Keystone/PETER SCHNEIDER

(sda-ats)

L'ex-ministre des finances Eveline Widmer-Schlumpf considère que la troisième réforme des entreprises (RIE III) n'est pas indispensable. Un modèle fiscal a besoin d'être en équilibre constant, ce qui n'est pas le cas de la proposition soumise au peuple le 12 février.

Le Parlement a été très loin dans sa volonté de soulager certaines entreprises, "ce paquet de mesures n'est pas le même que celui proposé par le Conseil fédéral", a souligné la Grisonne dans une interview publiée lundi dans le quotidien alémanique Blick. A présent, "certains éléments déséquilibrent la réforme", a avancé celle qui, ministre des finances, avait mis RIE III sur les rails.

Elle cite la réduction du taux d'imposition des bénéfices et le fait que le Parlement a refusé de suivre le Conseil fédéral qui proposait un socle relevé à au moins 70% pour l'imposition des dividendes. Et de déplorer ainsi dans la proposition actuelle l'absence d'un système de contre-financement, ou compensation des charges: "Il faut avoir à l'esprit qu'il reste à trouver comment financer la réforme".

Le soin accordé à la place économique helvétique est important, selon Mme Widmer-Schlumpf.
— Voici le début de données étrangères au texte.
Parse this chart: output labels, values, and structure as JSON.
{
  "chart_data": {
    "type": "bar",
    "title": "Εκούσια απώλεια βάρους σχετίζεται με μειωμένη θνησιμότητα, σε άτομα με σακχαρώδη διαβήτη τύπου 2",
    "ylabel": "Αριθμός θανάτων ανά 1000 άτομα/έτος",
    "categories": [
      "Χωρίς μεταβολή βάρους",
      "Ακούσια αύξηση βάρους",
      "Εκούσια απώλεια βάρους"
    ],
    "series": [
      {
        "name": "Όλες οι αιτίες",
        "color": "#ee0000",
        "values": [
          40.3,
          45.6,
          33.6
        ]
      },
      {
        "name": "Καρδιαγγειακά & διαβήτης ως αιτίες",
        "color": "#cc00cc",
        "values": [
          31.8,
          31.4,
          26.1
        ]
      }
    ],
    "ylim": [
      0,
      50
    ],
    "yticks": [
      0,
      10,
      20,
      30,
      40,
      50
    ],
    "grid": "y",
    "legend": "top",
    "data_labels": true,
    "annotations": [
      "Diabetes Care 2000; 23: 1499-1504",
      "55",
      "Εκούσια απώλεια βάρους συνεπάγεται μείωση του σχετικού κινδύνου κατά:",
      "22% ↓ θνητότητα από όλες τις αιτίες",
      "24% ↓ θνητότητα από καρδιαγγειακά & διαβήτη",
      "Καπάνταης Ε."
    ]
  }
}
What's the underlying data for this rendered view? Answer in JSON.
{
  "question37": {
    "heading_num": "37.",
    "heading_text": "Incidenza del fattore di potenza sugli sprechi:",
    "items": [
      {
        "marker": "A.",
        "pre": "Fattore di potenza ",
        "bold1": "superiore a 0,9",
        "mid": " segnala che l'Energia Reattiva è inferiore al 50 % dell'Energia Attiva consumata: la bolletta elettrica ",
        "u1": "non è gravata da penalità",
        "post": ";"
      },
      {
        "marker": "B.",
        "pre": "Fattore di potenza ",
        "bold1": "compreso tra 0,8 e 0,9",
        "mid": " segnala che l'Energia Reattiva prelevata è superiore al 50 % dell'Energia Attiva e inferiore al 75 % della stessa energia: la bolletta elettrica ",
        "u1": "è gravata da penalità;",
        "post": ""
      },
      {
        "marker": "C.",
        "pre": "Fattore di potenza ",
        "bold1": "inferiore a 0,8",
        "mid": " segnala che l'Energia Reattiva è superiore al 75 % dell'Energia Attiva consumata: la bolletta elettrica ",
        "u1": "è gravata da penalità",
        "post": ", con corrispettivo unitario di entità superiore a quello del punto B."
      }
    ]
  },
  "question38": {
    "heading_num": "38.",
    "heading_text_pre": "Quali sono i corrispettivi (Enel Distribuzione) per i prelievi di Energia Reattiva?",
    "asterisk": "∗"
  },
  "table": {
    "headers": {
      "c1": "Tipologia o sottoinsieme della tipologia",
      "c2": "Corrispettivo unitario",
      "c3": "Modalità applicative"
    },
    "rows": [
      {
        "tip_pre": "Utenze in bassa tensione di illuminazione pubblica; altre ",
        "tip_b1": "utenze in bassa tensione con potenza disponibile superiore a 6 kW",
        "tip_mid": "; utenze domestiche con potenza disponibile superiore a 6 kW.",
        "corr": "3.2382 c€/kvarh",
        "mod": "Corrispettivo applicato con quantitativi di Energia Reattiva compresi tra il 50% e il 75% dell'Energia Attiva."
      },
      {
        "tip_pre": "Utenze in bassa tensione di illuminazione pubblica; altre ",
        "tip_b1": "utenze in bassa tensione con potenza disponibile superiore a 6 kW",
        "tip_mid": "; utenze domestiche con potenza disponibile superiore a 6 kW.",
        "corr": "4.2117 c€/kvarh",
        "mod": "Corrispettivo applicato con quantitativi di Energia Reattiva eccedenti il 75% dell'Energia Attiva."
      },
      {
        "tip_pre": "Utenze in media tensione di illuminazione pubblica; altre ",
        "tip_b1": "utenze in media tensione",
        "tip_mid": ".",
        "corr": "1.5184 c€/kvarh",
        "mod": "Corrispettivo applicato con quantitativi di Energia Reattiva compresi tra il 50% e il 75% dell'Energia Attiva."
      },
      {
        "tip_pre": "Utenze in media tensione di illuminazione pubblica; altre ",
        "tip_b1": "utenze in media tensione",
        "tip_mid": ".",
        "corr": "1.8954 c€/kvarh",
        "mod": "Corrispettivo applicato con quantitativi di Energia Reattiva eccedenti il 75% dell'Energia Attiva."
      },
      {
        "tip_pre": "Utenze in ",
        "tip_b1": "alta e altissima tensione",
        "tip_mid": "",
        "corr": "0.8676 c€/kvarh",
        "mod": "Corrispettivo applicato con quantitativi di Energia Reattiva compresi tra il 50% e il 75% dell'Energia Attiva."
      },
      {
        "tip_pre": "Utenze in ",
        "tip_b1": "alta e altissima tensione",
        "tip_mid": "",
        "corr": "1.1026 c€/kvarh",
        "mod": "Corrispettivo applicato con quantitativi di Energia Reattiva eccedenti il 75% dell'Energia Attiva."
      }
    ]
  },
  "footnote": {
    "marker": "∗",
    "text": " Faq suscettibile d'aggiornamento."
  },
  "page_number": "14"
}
En comparaison internationale, la Suisse occupe une place confortable. "Le Parlement a toutefois été très loin dans sa volonté de soulager certaines entreprises", alors que RIE III veut en priorité abolir les avantages fiscaux offerts aux sociétés ayant une dimension internationale.

"Il était déjà pour nous difficile de prévoir les effets de la réforme dans sa version originale et maintenant, c'est encore plus compliqué", a assuré l'ancienne conseillère fédérale PBD.